The ideology of “witnessing” is directly in opposition to how medicine constructs its patients as “objects” (Davenport, pg 316). What Beverly Ann Davenport calls “witnessing” is where the doctor consciously works to “see” the whole patient, “not simply the medical aspects of the patient’s complaint, but also his or her social and psychological environment” (Davenport, pg 318). As Beverly reports on their “quality, not quantity” motto through five micro-practices, the conflict between “gazing” and “witnessing” becomes more apparent. It starts with a gentle, thorough probing of the patient’s history. For example, when a first year student asks how long he should let the patient “ramble on” before he jumped “to the important medical stuff,” the second year student points out that allowing the patient to “ramble on” was a powerful interview technique. She asserts basically that, “what is ‘medically important’ would be revealed in the ‘witnessing’ process” (Davenport, pg 318-9). Otherwise, treatment might end up like it did for the drug user that moved to Angel Bay City from the East Coast. In that case, “the ultimate irony … is that a heroin-user is advised to quit smoking in order to take birth control pills to relieve the symptom of irregular periods, which is caused by her heroin addiction in the first place” (Davenport, pg 320).

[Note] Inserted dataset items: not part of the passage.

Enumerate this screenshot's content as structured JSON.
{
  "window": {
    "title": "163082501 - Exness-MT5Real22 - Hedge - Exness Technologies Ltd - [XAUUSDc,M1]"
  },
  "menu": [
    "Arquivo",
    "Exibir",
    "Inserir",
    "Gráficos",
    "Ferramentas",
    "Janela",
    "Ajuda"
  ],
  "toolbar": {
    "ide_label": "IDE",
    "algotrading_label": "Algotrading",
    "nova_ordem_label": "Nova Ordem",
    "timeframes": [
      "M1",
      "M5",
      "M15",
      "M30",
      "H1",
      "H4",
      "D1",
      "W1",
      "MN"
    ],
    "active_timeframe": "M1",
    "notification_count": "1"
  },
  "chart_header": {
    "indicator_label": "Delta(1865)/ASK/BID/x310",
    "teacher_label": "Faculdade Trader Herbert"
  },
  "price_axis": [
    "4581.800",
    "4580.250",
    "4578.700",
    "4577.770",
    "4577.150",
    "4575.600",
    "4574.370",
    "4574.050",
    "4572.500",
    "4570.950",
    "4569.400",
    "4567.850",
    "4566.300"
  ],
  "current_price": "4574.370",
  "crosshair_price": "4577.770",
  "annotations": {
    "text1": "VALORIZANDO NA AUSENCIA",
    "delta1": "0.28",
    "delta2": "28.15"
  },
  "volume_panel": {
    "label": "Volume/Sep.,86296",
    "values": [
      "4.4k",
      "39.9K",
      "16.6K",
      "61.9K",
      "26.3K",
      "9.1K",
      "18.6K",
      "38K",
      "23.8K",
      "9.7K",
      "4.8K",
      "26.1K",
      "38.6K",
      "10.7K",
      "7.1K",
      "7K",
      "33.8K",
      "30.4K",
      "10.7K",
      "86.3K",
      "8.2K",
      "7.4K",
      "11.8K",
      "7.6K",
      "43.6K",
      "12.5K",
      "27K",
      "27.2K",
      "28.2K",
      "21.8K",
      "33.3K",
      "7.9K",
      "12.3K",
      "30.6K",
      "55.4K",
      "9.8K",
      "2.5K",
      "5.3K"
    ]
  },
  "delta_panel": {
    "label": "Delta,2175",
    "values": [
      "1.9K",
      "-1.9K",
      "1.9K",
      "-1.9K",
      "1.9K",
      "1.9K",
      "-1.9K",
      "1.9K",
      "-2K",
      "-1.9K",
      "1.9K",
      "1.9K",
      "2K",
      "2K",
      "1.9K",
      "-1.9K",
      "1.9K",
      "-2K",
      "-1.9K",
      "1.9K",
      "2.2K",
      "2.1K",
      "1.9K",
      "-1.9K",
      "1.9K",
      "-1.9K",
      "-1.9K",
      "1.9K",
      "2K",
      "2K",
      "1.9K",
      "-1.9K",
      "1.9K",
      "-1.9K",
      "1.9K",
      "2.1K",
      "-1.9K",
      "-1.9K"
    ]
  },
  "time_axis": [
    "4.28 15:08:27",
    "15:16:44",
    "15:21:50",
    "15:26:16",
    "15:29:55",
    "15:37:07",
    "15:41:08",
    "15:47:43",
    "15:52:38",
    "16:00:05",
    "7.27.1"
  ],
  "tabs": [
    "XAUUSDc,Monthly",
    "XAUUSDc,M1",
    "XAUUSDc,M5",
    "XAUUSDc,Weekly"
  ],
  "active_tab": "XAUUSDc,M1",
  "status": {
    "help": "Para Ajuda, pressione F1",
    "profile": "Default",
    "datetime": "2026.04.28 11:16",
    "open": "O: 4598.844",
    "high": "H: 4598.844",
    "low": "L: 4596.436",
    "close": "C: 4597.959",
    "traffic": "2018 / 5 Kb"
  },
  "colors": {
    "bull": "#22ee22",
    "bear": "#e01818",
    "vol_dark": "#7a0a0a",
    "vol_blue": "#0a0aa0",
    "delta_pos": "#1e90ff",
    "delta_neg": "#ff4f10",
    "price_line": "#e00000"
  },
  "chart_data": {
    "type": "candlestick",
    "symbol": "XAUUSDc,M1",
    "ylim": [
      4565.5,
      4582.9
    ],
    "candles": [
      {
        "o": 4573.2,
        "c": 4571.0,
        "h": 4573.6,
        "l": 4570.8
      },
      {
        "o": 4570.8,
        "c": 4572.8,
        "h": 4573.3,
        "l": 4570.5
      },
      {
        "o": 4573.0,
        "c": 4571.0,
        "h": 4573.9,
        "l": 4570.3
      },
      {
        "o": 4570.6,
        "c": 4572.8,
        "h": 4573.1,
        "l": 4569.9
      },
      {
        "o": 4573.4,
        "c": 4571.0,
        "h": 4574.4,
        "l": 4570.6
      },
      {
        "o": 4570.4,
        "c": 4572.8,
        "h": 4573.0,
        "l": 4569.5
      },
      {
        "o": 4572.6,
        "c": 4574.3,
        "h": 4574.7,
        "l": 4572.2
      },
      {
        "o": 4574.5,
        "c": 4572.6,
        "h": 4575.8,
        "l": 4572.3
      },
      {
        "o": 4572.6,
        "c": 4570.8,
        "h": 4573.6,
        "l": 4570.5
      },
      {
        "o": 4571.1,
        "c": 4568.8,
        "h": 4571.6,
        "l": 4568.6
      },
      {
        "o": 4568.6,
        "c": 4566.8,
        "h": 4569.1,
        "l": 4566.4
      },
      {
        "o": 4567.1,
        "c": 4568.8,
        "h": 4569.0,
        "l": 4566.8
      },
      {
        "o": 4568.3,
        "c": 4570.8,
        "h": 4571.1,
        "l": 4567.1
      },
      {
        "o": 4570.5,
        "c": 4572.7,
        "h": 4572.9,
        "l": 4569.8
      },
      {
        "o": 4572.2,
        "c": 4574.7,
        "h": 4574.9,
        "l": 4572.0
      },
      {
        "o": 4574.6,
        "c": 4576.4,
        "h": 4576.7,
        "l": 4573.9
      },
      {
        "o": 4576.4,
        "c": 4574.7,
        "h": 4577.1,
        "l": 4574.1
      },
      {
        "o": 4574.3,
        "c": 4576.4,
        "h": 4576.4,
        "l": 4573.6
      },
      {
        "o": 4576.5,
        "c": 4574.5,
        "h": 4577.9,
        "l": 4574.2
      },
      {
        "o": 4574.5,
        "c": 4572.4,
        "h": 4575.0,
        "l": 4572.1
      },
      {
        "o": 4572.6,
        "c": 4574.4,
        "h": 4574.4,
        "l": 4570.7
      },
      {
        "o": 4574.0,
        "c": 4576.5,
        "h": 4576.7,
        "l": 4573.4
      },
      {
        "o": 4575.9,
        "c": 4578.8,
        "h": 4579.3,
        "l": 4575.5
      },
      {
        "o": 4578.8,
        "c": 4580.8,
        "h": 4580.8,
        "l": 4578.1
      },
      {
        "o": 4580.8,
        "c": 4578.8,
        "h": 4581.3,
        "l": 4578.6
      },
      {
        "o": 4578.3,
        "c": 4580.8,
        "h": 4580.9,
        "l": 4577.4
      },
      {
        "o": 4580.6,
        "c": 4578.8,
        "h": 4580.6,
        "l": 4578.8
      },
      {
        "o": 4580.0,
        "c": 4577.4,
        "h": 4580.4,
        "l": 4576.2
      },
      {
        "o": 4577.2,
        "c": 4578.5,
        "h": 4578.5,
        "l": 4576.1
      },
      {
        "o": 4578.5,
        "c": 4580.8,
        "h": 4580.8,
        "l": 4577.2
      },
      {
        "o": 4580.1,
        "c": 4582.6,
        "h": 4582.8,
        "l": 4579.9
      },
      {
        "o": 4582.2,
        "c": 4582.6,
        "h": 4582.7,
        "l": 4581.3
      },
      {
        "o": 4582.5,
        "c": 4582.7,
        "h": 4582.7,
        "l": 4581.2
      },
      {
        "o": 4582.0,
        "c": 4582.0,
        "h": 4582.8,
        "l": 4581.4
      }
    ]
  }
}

Another aspect of “witnessing” is thinking of the patients as subjects; where the doctor sees both the disease and the person who is suffering from it. One doctor tackles this by not referring to his patient in third person singular, but rather by name. It’s not, “a 46-year-old white man who comes in with a history of …” but rather, “So I met Bill. And Bill was disheveled…” (Davenport, pg 321-2) When charting or meeting with other doctors they tend to depersonalize their patients and the discourse becomes more of “gazing” and less about the human around it. For my mother, her extreme poverty and physical beatings from her father when she was young never came into her discourse. Every time she would seek help with her headaches the doctors wrote her off a prescription or indicated that her pain was imagined and did nothing. For decades, no tests were run because they never looked beyond her body for a cause and, therefore, they never felt expensive tests were warranted. Like for my 40 year old mother, “gazing” rather than “witnessing” costs and destroys lives.
Objectification of the body may simplify medical learning, but it complicates patient care. As seen in the cane cutters of Alto de Cruzeiro, the medical removal of humanity from the people makes them political and social power tools. Unless new ways of responding to human misery are generated, and the objectification of the patient is challenged, then the loss and destruction of lives will continue. The students of Angel Bay have begun this process with the “witnessing” of their patients. Fortunately, there are those that endeavor to enter the war against illnesses, and diseases in order to save the lives of those entangled within. “Seeing” their patient may be their next great step.
Bibliography
Davenport, Beverly Ann. 2000. "ARTICLES - Witnessing and the Medical Gaze: How Medical Students Learn to See at a Clinic for the Homeless". Medical Anthropology Quarterly. 14 (3): 310.
Scheper-Hughes, Nancy. 1992. Death without weeping: the violence of everyday life in Brazil. Berkeley: University of California Press.